The sentiments of an anti-war film are not new concepts but are nonetheless vital additions alongside the gung-ho pictures that often lack self-awareness. AQotWF serves more as a recapitulation of a nearly 100-year-old story dished for modern times. The film is about as diverse as you would expect the 1918 Franco-German frontlines to be, and the film’s attempts at humanizing its characters can feel forced and unnecessary within its thematic futility.
As an anti-war film, AQotWF emulates the grisly reality deployed to similar ends in Come and See and (more thematically than in content) The Painted Bird; innocence and humanity are beaten to a bloody pulp under tank treads and mortar shelling, and men are reduced to animals.
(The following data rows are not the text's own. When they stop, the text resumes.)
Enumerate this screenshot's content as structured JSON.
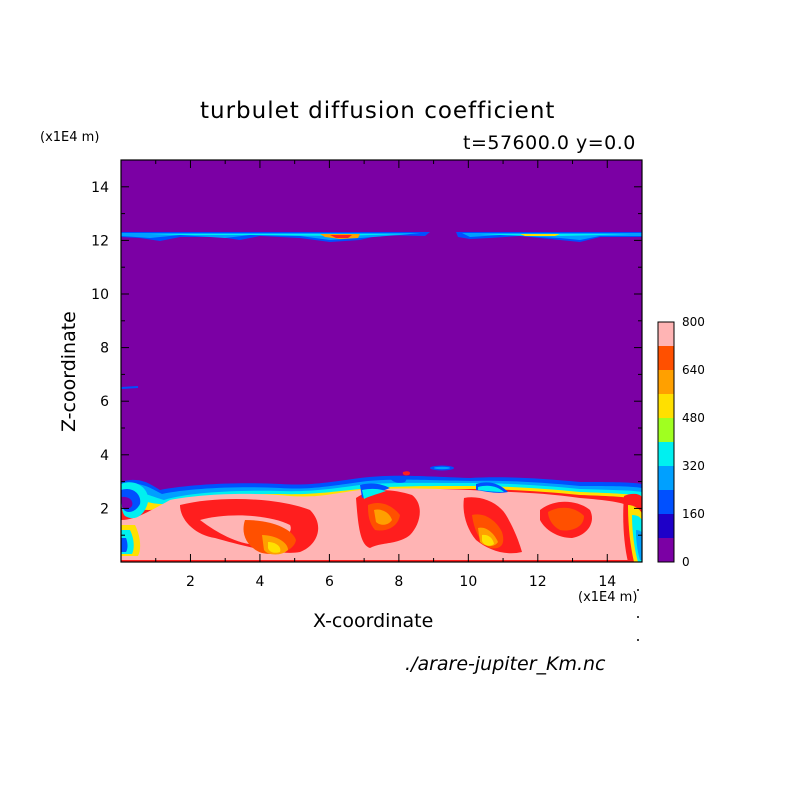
{
  "chart_data": {
    "type": "heatmap",
    "title": "turbulet diffusion coefficient",
    "subtitle": "t=57600.0 y=0.0",
    "xlabel": "X-coordinate",
    "ylabel": "Z-coordinate",
    "x_unit": "(x1E4 m)",
    "y_unit": "(x1E4 m)",
    "xlim": [
      0,
      15
    ],
    "ylim": [
      0,
      15
    ],
    "xticks": [
      2,
      4,
      6,
      8,
      10,
      12,
      14
    ],
    "yticks": [
      2,
      4,
      6,
      8,
      10,
      12,
      14
    ],
    "colorbar": {
      "levels": [
        0,
        80,
        160,
        240,
        320,
        400,
        480,
        560,
        640,
        720,
        800
      ],
      "labels": [
        0,
        160,
        320,
        480,
        640,
        800
      ],
      "colors": [
        "#7b00a4",
        "#1e00c8",
        "#0050ff",
        "#00a0ff",
        "#00f0f0",
        "#a0ff20",
        "#ffe000",
        "#ffa000",
        "#ff5000",
        "#ff1e1e"
      ],
      "top_color": "#ffb4b4"
    },
    "features": [
      {
        "name": "upper band",
        "z": 12.2,
        "x_range": [
          0,
          15
        ],
        "gap": [
          8.9,
          9.6
        ],
        "level_max": 640
      },
      {
        "name": "lower mixed layer",
        "z_top": 3.0,
        "level_max": 800
      }
    ]
  },
  "source_file": "./arare-jupiter_Km.nc"
}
The film starkly juxtaposes the soldiers’ gruesome experiences against the experiences of those calling the shots, playing war games, and negotiating surrenders while they comment on the lack of fresh pastries in a train dining car and feed their guard dogs meat scraps. (Food is also a recurring motif: the film opens with suckling foxes, and the soldiers’ appetite is mentioned throughout; they are ravenous enough to enjoy raw eggs out of a tin cup, as well as French provisions in a trench mid-attack). What makes AQotWF an effective anti-war film is the way it paints the senseless horrors of such an experience. The film affects the tolls of the war, both mental and physical, rather than romanticize the glory forged in what, at its root, is a massacre fought over a few feet of No Man’s Land, hardly moving the line an inch.
Though the film has been in production since 2020, its release on Netflix coincides with Russia’s mass conscription meant to fuel the ongoing invasion of Ukraine. We need not look any further than a power-hungry despot shrugging off mounting casualties in the name of national pride to find a contemporary, real-world parallel for the film, and consider the notion that war and violence never abate, they only adapt.